Don't fret too much about "copying". When you are starting out, you are developing a skill - and you need examples and scaffolding to do that. Find styles you find pleasing, and see how their techniques work. You like style of artist X, maybe see what is so striking - thick lines, minimalistic details, soft shading, or whatever it is - and see if you can emulate it. Unless you are selling it for a profit, there's nothing wrong with learning from other artists. <:

Anatomy is also a very good starting point. Finding stock photos to sketch is a good practice. 

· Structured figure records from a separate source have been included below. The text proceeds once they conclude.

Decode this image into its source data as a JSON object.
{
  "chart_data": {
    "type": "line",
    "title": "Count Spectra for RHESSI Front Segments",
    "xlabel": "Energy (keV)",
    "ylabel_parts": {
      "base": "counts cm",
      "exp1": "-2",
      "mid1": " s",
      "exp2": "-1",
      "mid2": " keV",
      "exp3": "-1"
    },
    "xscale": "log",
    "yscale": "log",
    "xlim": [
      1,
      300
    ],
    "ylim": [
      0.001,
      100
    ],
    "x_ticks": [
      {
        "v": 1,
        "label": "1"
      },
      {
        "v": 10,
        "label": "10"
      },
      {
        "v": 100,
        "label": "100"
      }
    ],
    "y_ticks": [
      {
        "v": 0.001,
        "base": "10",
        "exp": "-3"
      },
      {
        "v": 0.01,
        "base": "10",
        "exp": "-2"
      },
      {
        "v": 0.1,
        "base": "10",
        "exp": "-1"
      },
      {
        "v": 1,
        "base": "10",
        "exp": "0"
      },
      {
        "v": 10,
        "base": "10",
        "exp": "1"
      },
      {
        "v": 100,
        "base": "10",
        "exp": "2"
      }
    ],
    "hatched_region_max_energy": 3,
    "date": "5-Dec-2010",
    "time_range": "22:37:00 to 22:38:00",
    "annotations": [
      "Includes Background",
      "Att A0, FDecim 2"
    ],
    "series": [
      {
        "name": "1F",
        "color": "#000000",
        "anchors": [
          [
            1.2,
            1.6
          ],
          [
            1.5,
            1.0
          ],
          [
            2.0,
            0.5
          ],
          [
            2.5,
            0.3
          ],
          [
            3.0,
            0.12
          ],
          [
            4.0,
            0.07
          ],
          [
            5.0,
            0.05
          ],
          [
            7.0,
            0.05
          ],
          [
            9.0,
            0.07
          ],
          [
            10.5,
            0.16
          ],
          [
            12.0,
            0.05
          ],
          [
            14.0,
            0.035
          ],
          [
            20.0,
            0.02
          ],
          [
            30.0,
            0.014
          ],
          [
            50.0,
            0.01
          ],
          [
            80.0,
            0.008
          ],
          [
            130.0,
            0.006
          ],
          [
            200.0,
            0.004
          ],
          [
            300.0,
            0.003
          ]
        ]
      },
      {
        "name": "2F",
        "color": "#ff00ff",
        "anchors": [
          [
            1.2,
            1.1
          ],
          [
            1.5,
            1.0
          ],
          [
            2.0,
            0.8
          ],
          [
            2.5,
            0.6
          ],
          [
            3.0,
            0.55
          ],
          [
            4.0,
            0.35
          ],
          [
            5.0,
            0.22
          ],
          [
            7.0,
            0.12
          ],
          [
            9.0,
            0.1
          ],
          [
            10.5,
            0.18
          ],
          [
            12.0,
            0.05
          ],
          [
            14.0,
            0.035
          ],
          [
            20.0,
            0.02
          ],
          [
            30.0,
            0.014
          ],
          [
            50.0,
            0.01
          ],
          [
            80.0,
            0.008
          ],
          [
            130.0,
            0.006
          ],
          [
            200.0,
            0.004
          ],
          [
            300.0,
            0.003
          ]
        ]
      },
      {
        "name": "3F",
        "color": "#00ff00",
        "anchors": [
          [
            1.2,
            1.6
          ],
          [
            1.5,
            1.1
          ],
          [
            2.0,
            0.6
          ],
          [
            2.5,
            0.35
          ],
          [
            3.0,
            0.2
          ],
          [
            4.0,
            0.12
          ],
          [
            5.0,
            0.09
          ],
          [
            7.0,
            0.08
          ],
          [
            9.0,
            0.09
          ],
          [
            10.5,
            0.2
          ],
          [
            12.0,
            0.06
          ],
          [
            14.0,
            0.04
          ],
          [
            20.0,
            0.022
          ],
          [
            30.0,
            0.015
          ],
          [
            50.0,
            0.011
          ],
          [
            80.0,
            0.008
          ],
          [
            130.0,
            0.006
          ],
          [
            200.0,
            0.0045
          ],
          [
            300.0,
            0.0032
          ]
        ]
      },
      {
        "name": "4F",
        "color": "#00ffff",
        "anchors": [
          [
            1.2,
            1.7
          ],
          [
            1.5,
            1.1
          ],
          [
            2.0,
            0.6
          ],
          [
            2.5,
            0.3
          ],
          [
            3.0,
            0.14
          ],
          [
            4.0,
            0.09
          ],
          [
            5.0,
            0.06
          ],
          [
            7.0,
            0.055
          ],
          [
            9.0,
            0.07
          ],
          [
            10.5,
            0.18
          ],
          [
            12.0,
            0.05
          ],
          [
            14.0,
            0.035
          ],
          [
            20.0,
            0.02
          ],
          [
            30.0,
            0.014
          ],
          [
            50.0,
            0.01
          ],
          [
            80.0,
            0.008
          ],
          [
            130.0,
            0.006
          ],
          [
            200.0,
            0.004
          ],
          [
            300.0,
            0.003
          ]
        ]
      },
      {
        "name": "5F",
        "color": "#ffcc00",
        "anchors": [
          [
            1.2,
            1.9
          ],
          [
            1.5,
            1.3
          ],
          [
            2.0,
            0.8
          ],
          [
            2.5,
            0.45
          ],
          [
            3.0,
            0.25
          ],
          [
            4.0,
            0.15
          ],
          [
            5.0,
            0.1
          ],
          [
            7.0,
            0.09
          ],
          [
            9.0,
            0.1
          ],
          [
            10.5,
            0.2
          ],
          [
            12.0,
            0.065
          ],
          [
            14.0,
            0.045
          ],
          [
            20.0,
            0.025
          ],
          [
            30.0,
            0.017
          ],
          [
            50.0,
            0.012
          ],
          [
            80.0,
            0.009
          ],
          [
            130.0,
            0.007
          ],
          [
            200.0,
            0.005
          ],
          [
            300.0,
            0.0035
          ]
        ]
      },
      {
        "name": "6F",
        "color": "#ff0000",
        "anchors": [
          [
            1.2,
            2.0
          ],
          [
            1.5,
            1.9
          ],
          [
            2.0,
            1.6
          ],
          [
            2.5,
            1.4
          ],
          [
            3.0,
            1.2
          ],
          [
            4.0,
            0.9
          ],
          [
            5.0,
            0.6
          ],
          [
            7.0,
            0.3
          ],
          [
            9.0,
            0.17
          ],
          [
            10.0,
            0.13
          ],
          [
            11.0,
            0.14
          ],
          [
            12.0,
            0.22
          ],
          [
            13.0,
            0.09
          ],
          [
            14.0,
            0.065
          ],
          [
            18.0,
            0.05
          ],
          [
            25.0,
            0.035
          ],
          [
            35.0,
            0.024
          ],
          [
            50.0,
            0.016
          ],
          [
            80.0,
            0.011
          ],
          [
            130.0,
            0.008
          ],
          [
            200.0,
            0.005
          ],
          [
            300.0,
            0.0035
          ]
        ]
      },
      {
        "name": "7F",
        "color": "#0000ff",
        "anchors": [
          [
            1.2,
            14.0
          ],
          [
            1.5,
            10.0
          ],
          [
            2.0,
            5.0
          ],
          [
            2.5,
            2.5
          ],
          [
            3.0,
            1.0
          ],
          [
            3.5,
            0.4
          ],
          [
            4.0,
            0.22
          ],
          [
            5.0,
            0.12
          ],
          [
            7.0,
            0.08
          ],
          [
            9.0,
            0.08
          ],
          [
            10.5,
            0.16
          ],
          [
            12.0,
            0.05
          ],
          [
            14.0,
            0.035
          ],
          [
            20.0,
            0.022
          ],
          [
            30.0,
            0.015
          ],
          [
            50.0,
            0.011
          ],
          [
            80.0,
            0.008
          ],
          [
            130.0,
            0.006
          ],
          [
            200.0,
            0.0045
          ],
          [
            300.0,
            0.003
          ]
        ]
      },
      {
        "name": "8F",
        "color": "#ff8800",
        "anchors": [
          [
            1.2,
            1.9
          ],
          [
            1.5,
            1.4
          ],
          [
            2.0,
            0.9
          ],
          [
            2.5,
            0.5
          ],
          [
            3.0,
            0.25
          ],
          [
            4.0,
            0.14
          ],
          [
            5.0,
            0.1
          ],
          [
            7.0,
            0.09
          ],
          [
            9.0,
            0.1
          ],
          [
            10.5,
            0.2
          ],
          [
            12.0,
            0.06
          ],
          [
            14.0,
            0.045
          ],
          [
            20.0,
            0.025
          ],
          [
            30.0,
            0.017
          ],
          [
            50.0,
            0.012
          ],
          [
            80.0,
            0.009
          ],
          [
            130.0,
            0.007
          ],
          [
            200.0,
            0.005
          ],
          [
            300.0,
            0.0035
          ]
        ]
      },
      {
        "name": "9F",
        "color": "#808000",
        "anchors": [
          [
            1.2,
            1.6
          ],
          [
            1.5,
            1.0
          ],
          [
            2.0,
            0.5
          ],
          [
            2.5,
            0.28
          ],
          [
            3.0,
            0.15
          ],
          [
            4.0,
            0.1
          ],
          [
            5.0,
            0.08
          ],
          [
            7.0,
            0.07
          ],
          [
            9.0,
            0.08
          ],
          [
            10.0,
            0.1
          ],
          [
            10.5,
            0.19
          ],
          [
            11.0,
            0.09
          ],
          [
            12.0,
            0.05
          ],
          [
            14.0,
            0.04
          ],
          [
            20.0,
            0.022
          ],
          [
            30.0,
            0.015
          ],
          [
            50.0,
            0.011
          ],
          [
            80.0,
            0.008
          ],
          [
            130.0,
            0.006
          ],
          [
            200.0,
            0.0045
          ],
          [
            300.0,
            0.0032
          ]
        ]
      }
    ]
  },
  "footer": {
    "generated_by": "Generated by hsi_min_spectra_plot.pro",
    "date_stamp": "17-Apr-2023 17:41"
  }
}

Tutorials are nice, but I'd suggest doing more sketches from reference (stock photo/art you like/tennis ball on a table next to you) - OR reverse-engineering art you enjoy. Find a piece you like, see if you can work backwards and find out the underlying structure. If you can print it out, and trace figure lines over it to find the underlying anatomy and framing, it's a really good way to sorta "translate" the end-result to more understandable beginner steps. 

And if anyone snarks at you for using tracing or reference for learning, come get me. I'll hit em with pillows until they shut up. 

Have fun! <:


----------



## Black_Tail (Dec 18, 2017)

Sleepysnout said:


> Don't fret too much about "copying". When you are starting out, you are developing a skill - and you need examples and scaffolding to do that. Find styles you find pleasing, and see how their techniques work. You like style of artist X, maybe see what is so striking - thick lines, minimalistic details, soft shading, or whatever it is - and see if you can emulate it. Unless you are selling it for a profit, there's nothing wrong with learning from other artists. <:
> 
> Anatomy is also a very good starting point. Finding stock photos to sketch is a good practice.
> 
> ...


hey man, thanks... thats the best advice anyone ever gave to me


----------



## Sleepysnout (Dec 18, 2017)

Black_Tail said:


> hey man, thanks... thats the best advice anyone ever gave to me


I'm glad you found some usefulness in the rambling! Happy doodling, friend ^^


----------